Отвечать было выше моего достоинства: я уже знал наизусть гимназический билет, начинавшийся словами: «Дорожа своей честью, ученик не может не дорожить честью своего учебного заведения». Хотя в данном случае явно была затронута и моя личная честь, и престиж учебного заведения, их было трое против одного. Пришлось удовлетвориться тем, что я издали погрозил им кулаком и крикнул о старшем брате, который им покажет. У каждого из нас в критические минуты жизни был про запас старший брат. Затем, с независимым видом, словно ничего не произошло, я проследовал домой.

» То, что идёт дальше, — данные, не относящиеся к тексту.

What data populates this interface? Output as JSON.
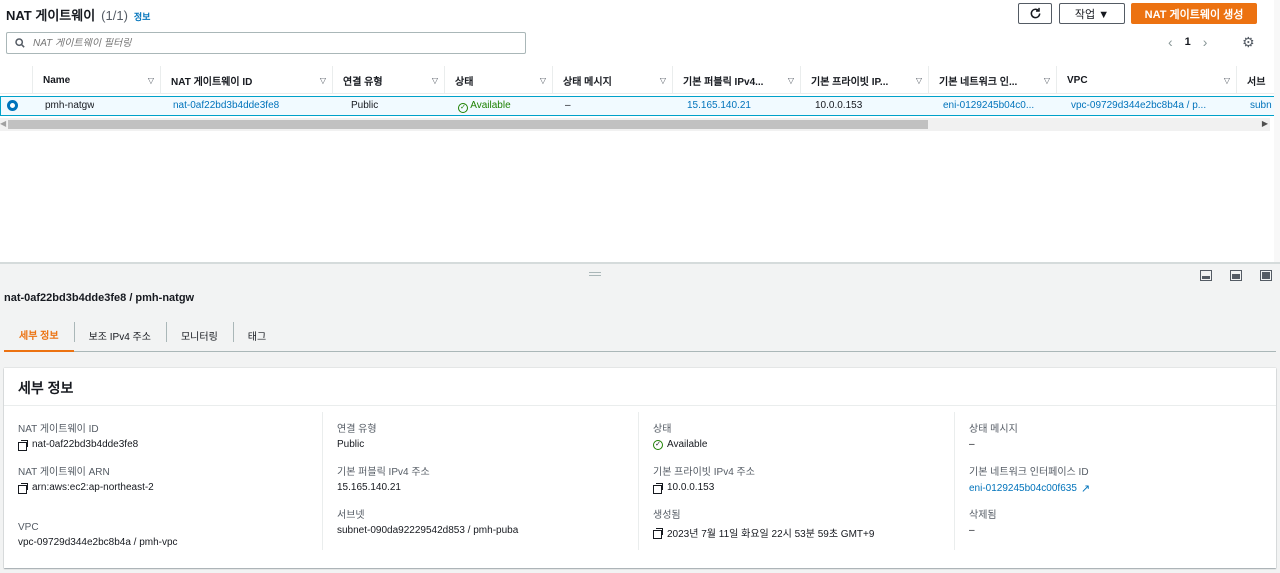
{
  "header": {
    "title": "NAT 게이트웨이",
    "count": "(1/1)",
    "info": "정보",
    "refresh_icon": "refresh-icon",
    "actions_label": "작업 ▼",
    "create_label": "NAT 게이트웨이 생성"
  },
  "filter": {
    "placeholder": "NAT 게이트웨이 필터링"
  },
  "pagination": {
    "prev": "‹",
    "page": "1",
    "next": "›"
  },
  "table": {
    "columns": [
      "Name",
      "NAT 게이트웨이 ID",
      "연결 유형",
      "상태",
      "상태 메시지",
      "기본 퍼블릭 IPv4...",
      "기본 프라이빗 IP...",
      "기본 네트워크 인...",
      "VPC",
      "서브"
    ],
    "rows": [
      {
        "name": "pmh-natgw",
        "id": "nat-0af22bd3b4dde3fe8",
        "type": "Public",
        "status": "Available",
        "status_msg": "–",
        "public_ip": "15.165.140.21",
        "private_ip": "10.0.0.153",
        "eni": "eni-0129245b04c0...",
        "vpc": "vpc-09729d344e2bc8b4a / p...",
        "subnet": "subn"
      }
    ]
  },
  "detail": {
    "title": "nat-0af22bd3b4dde3fe8 / pmh-natgw",
    "tabs": [
      "세부 정보",
      "보조 IPv4 주소",
      "모니터링",
      "태그"
    ],
    "panel_title": "세부 정보",
    "fields": {
      "nat_id_label": "NAT 게이트웨이 ID",
      "nat_id": "nat-0af22bd3b4dde3fe8",
      "arn_label": "NAT 게이트웨이 ARN",
      "arn": "arn:aws:ec2:ap-northeast-2",
      "vpc_label": "VPC",
      "vpc": "vpc-09729d344e2bc8b4a / pmh-vpc",
      "type_label": "연결 유형",
      "type": "Public",
      "public_ip_label": "기본 퍼블릭 IPv4 주소",
      "public_ip": "15.165.140.21",
      "subnet_label": "서브넷",
      "subnet": "subnet-090da92229542d853 / pmh-puba",
      "status_label": "상태",
      "status": "Available",
      "private_ip_label": "기본 프라이빗 IPv4 주소",
      "private_ip": "10.0.0.153",
      "created_label": "생성됨",
      "created": "2023년 7월 11일 화요일 22시 53분 59초 GMT+9",
      "status_msg_label": "상태 메시지",
      "status_msg": "–",
      "eni_label": "기본 네트워크 인터페이스 ID",
      "eni": "eni-0129245b04c00f635",
      "deleted_label": "삭제됨",
      "deleted": "–"
    }
  },
  "colors": {
    "accent": "#ec7211",
    "link": "#0073bb",
    "success": "#1d8102"
  }
}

А дома ждали слезы радости, расспросы, подарки и парадный обед, во время которого за здоровье будущего ученого пили шипучий хлебный квас. Только несколько дней спустя я вспомнил обещание отца, — раскупорить наполеоновский коньяк в день моего поступления в гимназию. Но момент был упущен, волнение в доме уже улеглось, и отец сказал:
— Знаешь, теперь не стоит. Подождем другого торжественного случая. Вот будет наша серебряная свадьба… Тогда и откроем.

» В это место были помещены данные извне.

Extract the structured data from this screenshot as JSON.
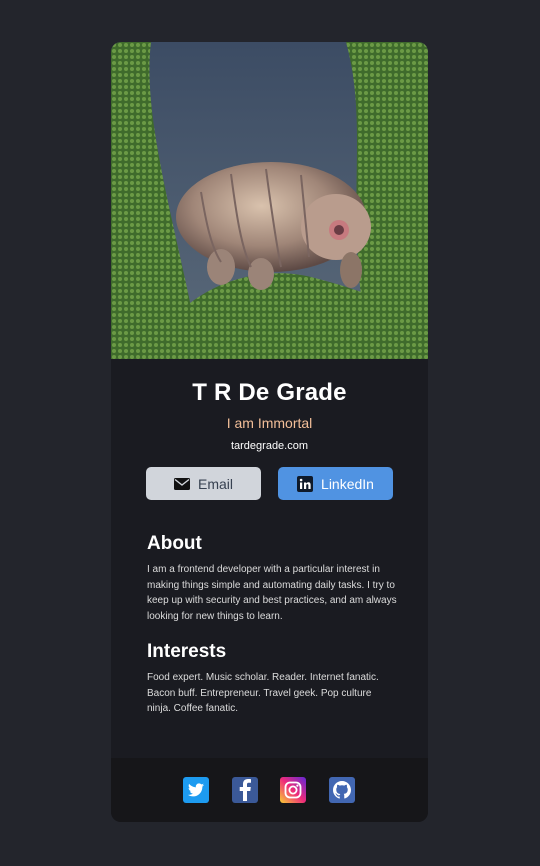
{
  "profile": {
    "name": "T R De Grade",
    "tagline": "I am Immortal",
    "website": "tardegrade.com"
  },
  "buttons": {
    "email_label": "Email",
    "linkedin_label": "LinkedIn"
  },
  "about": {
    "title": "About",
    "text": "I am a frontend developer with a particular interest in making things simple and automating daily tasks. I try to keep up with security and best practices, and am always looking for new things to learn."
  },
  "interests": {
    "title": "Interests",
    "text": "Food expert. Music scholar. Reader. Internet fanatic. Bacon buff. Entrepreneur. Travel geek. Pop culture ninja. Coffee fanatic."
  },
  "social": [
    {
      "name": "twitter",
      "icon": "twitter-icon"
    },
    {
      "name": "facebook",
      "icon": "facebook-icon"
    },
    {
      "name": "instagram",
      "icon": "instagram-icon"
    },
    {
      "name": "github",
      "icon": "github-icon"
    }
  ],
  "colors": {
    "background": "#23252c",
    "card": "#1a1b21",
    "footer": "#161619",
    "tagline": "#f3bf99",
    "linkedin": "#5093e2",
    "email_button": "#d1d5db"
  }
}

— Хорошо, только покажи бутылку, — попросил я.
Отец вынул из комода коробку, завернутую в полотенце, чтобы предохранить коньяк от случайного удара, и бережно его развернул. Внутри, на вате, важно возлежала пыльная бутылка, с приставшей к ней соломинкой и паутинкой, со всеми внешними атрибутами давности и с сургучной нетронутой печатью. Я уже прочел «Войну и мир», бредил Наполеоном и подумал, что это — тот самый коньяк, который, быть может, возили за Императором в его походном поставце. Это была почти история, первая историческая реликвия, которую я увидел в жизни. Должно быть, нечто вроде этого чувствовал и отец, ибо он вполголоса запел: «Знамена победно шумят, тут выйдет к тебе Император, из гроба твой верный солдат!».
И бутылка с теми же предосторожностями снова была спрятана в комод.

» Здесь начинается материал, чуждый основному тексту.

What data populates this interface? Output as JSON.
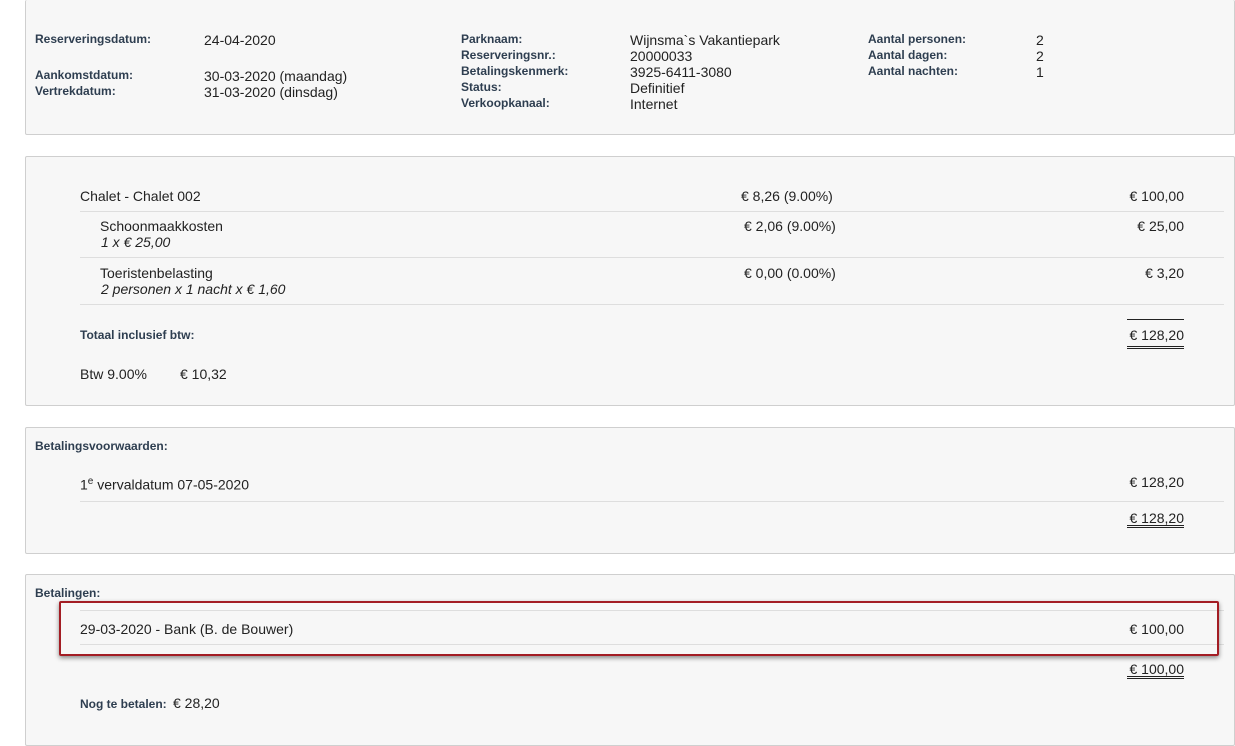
{
  "reservation": {
    "reserveringsdatum_label": "Reserveringsdatum:",
    "reserveringsdatum": "24-04-2020",
    "aankomstdatum_label": "Aankomstdatum:",
    "aankomstdatum": "30-03-2020 (maandag)",
    "vertrekdatum_label": "Vertrekdatum:",
    "vertrekdatum": "31-03-2020 (dinsdag)",
    "parknaam_label": "Parknaam:",
    "parknaam": "Wijnsma`s Vakantiepark",
    "reserveringsnr_label": "Reserveringsnr.:",
    "reserveringsnr": "20000033",
    "betalingskenmerk_label": "Betalingskenmerk:",
    "betalingskenmerk": "3925-6411-3080",
    "status_label": "Status:",
    "status": "Definitief",
    "verkoopkanaal_label": "Verkoopkanaal:",
    "verkoopkanaal": "Internet",
    "personen_label": "Aantal personen:",
    "personen": "2",
    "dagen_label": "Aantal dagen:",
    "dagen": "2",
    "nachten_label": "Aantal nachten:",
    "nachten": "1"
  },
  "costs": {
    "items": [
      {
        "name": "Chalet - Chalet 002",
        "sub": "",
        "vat": "€ 8,26 (9.00%)",
        "amount": "€ 100,00"
      },
      {
        "name": "Schoonmaakkosten",
        "sub": "1 x € 25,00",
        "vat": "€ 2,06 (9.00%)",
        "amount": "€ 25,00"
      },
      {
        "name": "Toeristenbelasting",
        "sub": "2 personen x 1 nacht x € 1,60",
        "vat": "€ 0,00 (0.00%)",
        "amount": "€ 3,20"
      }
    ],
    "total_label": "Totaal inclusief btw:",
    "total": "€ 128,20",
    "btw_label": "Btw 9.00%",
    "btw_value": "€ 10,32"
  },
  "terms": {
    "title": "Betalingsvoorwaarden:",
    "rows": [
      {
        "ordinal": "1",
        "sup": "e",
        "text": " vervaldatum 07-05-2020",
        "amount": "€ 128,20"
      }
    ],
    "total": "€ 128,20"
  },
  "payments": {
    "title": "Betalingen:",
    "rows": [
      {
        "text": "29-03-2020 - Bank (B. de Bouwer)",
        "amount": "€ 100,00"
      }
    ],
    "total": "€ 100,00",
    "remaining_label": "Nog te betalen:",
    "remaining": "€ 28,20"
  },
  "highlight_color": "#a31d24"
}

* * *Постепенно этот наполеоновский коньяк превратился в символ будущего, очень важного и счастливого события в нашей жизни. Мы думали о реликвии даже с некоторым суеверием, и временами нам начинало казаться, что коньяк этот, хранившийся так много лет, искушавший несколько поколений, никогда открыт не будет и что на него не поднимется кощунственная рука.
Годы шли, дети подрастали. Околыш моей фуражки давно уже был сломан и, по мнению инспектора гимназии Головотяпа, принял недопустимо легкомысленный, абитуриентский вид. Давно уже моя парта была изрезана женскими именами и пронзенными сердцами, а младшая сестра Бахаревич безжалостно вытеснила кроткую Нюсю… Именно в это время, совпавшее с переходом в шестой класс, я почему-то начал усиленно заботиться о складках на штанах и потребовал, чтобы Христя туго крахмалила мои воротнички и манжеты. В эту весну случилось и другое событие, затмившее собой даже мое увлечение младшей Бахаревич: началась революция.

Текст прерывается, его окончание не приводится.